BCR repertoire analysis of extra- and intravascular WT BL6 mouse kidney B cells at homeostasis and following UPEC challenge.

B cells play a central role in humoral immunity but also have antibody-independent functions. Studies to date have focused on B cells in blood and secondary lymphoid organs but whether B cells reside in non-lymphoid organs (NLO) in homeostasis is unknown. Here we identify, using intravenous labeling and parabiosis, a bona-fide tissue-resident B cell population in lung, liver, kidney and urinary bladder, a substantial proportion of which are B-1a cells. Tissue-resident B cells are present in neonatal tissues and also in germ-free mice NLOs, albeit in lower numbers than in specific pathogen-free mice and following co-housing with 'pet-store' mice. They spatially co-localise with macrophages and regulate their polarization and function, promoting an anti-inflammatory phenotype, in-part via interleukin-10 production, with effects on bacterial clearance during urinary tract infection.
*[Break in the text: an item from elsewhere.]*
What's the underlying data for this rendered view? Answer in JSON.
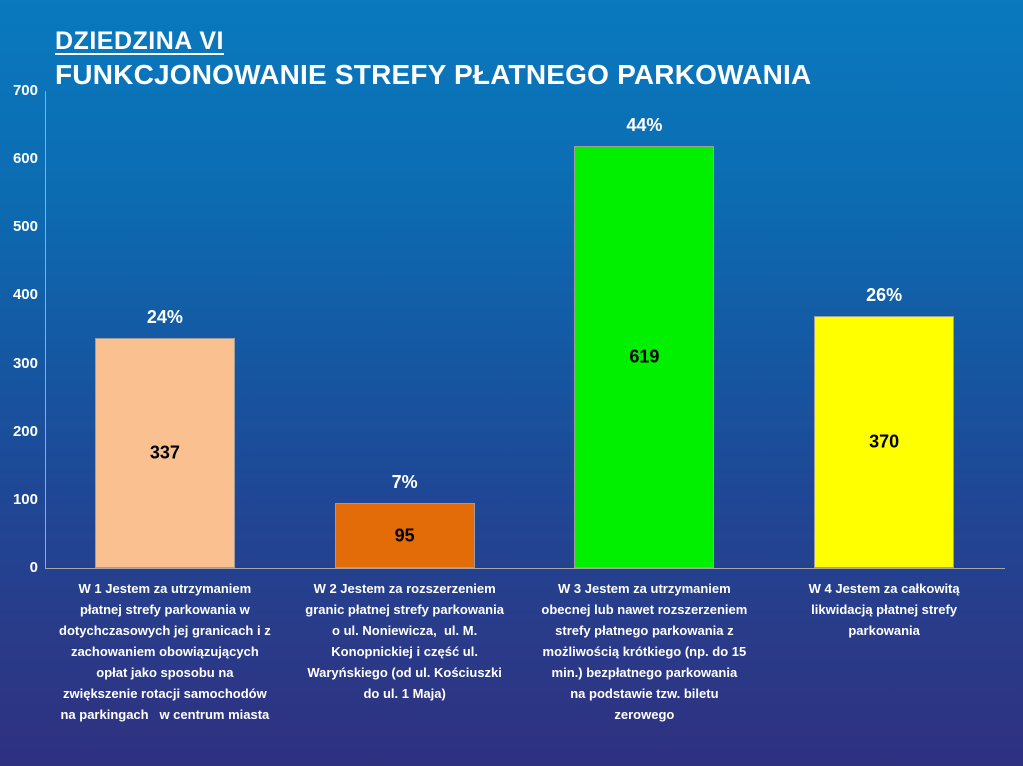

Thus, our data reveal a critical role for tissue-resident B cells in determining the homeostatic 'inflammatory set-point' of myeloid cells, with important consequences for tissue immunity. Overall design: To assess whether bacterial challenge might influence kidney BCR repertoire, WT C57BL/6 female mice (8-10 week old) had urinary bladders inoculated twice with UPEC (n=5), or PBS (n=6) to induce pyelonephritis on day 0. After 56 days, their intra- and extravascular kidney B cells were FACS sorted and BCR-sequenced (isotype resolved).